Foi por isso que ela criou a placa com o anúncio. Com ela, elimina-se qualquer questionamento sobre seu histórico - Rosana torna-se apenas mais uma pessoa em busca de trabalho.
Ela cobra R$ 60 por sete horas de limpeza - um preço baixo no centro expandido de São Paulo. O piso mensal dos trabalhadores domésticos na cidade é de R$ 1.140 por três dias de trabalho semanais, segundo o sindicato da categoria.
Rosana precisa fazer ao menos dez faxinas por mês para conseguir pagar o aluguel de um quartinho com cama, fogão e geladeira. Tem meses que não consegue - seu irmão costuma ajudá-la. "Eu morro de fome, mas pago o aluguel.

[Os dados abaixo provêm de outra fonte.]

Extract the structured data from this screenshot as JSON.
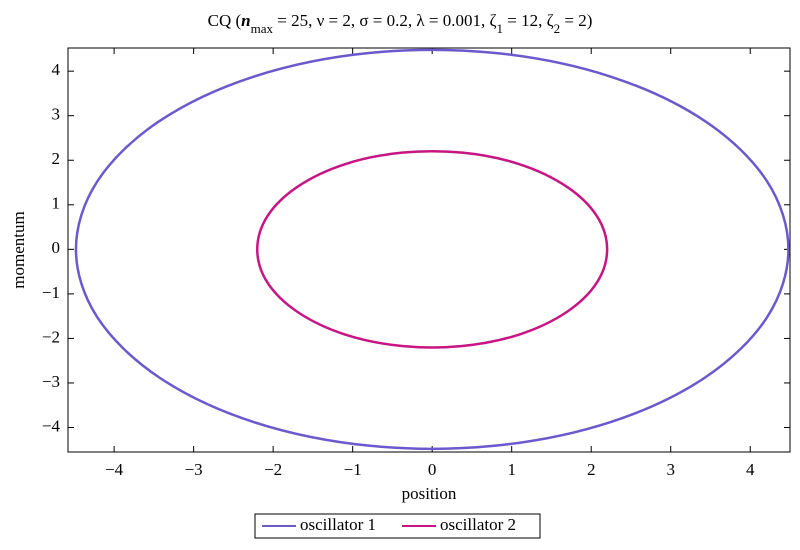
{
  "chart_data": {
    "type": "line",
    "title": [
      "CQ  (",
      "n",
      "max",
      " = 25, ν = 2, σ = 0.2, λ = 0.001, ζ",
      "1",
      " = 12, ζ",
      "2",
      " = 2)"
    ],
    "x_label": "position",
    "y_label": "momentum",
    "xlim": [
      -4.58,
      4.5
    ],
    "ylim": [
      -4.55,
      4.52
    ],
    "xticks": [
      {
        "value": -4,
        "label": "−4"
      },
      {
        "value": -3,
        "label": "−3"
      },
      {
        "value": -2,
        "label": "−2"
      },
      {
        "value": -1,
        "label": "−1"
      },
      0,
      1,
      2,
      3,
      4
    ],
    "yticks": [
      {
        "value": -4,
        "label": "−4"
      },
      {
        "value": -3,
        "label": "−3"
      },
      {
        "value": -2,
        "label": "−2"
      },
      {
        "value": -1,
        "label": "−1"
      },
      0,
      1,
      2,
      3,
      4
    ],
    "series": [
      {
        "name": "oscillator 1",
        "color": "#6a5acd",
        "x": [
          4.48,
          4.21,
          3.43,
          2.24,
          0.78,
          -0.78,
          -2.24,
          -3.43,
          -4.21,
          -4.48,
          -4.21,
          -3.43,
          -2.24,
          -0.78,
          0.78,
          2.24,
          3.43,
          4.21,
          4.48
        ],
        "y": [
          0,
          1.53,
          2.88,
          3.88,
          4.41,
          4.41,
          3.88,
          2.88,
          1.53,
          0,
          -1.53,
          -2.88,
          -3.88,
          -4.41,
          -4.41,
          -3.88,
          -2.88,
          -1.53,
          0
        ]
      },
      {
        "name": "oscillator 2",
        "color": "#c71585",
        "x": [
          2.2,
          2.07,
          1.69,
          1.1,
          0.38,
          -0.38,
          -1.1,
          -1.69,
          -2.07,
          -2.2,
          -2.07,
          -1.69,
          -1.1,
          -0.38,
          0.38,
          1.1,
          1.69,
          2.07,
          2.2
        ],
        "y": [
          0,
          0.75,
          1.41,
          1.91,
          2.17,
          2.17,
          1.91,
          1.41,
          0.75,
          0,
          -0.75,
          -1.41,
          -1.91,
          -2.17,
          -2.17,
          -1.91,
          -1.41,
          -0.75,
          0
        ]
      }
    ]
  }
}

Não volto para a rua de jeito nenhum", diz.
Esse medo se justifica: ela conta já ter enfrentado episódios de assédio e tentativas de estupro - uma vez, por exemplo, um homem invadiu a barraca onde dormia com uma arma, conta.
"Na rua, o homem te enxerga como propriedade", afirma. "Ele diz: 'como assim você está nessa situação e não quer nada comigo?' Cara, porque ninguém entende quando uma mulher decide viver sozinha?"
Outra dificuldade é escapar de uma rotina de violências e dependência de drogas vivida por parte de outras pessoas na mesma situação.

Voltar para o Direito

O maior sonho de Rosana é voltar a trabalhar como advogada. Mas ela está "suspensa" da OAB-SP porque deve dez anos de anuidade - cada ano custa R$ 997,30, dinheiro que a advogada não tem.
"Preciso de uma oportunidade de trabalho, apenas isso", diz, na calçada onde segura sua placa pedindo serviços de faxina.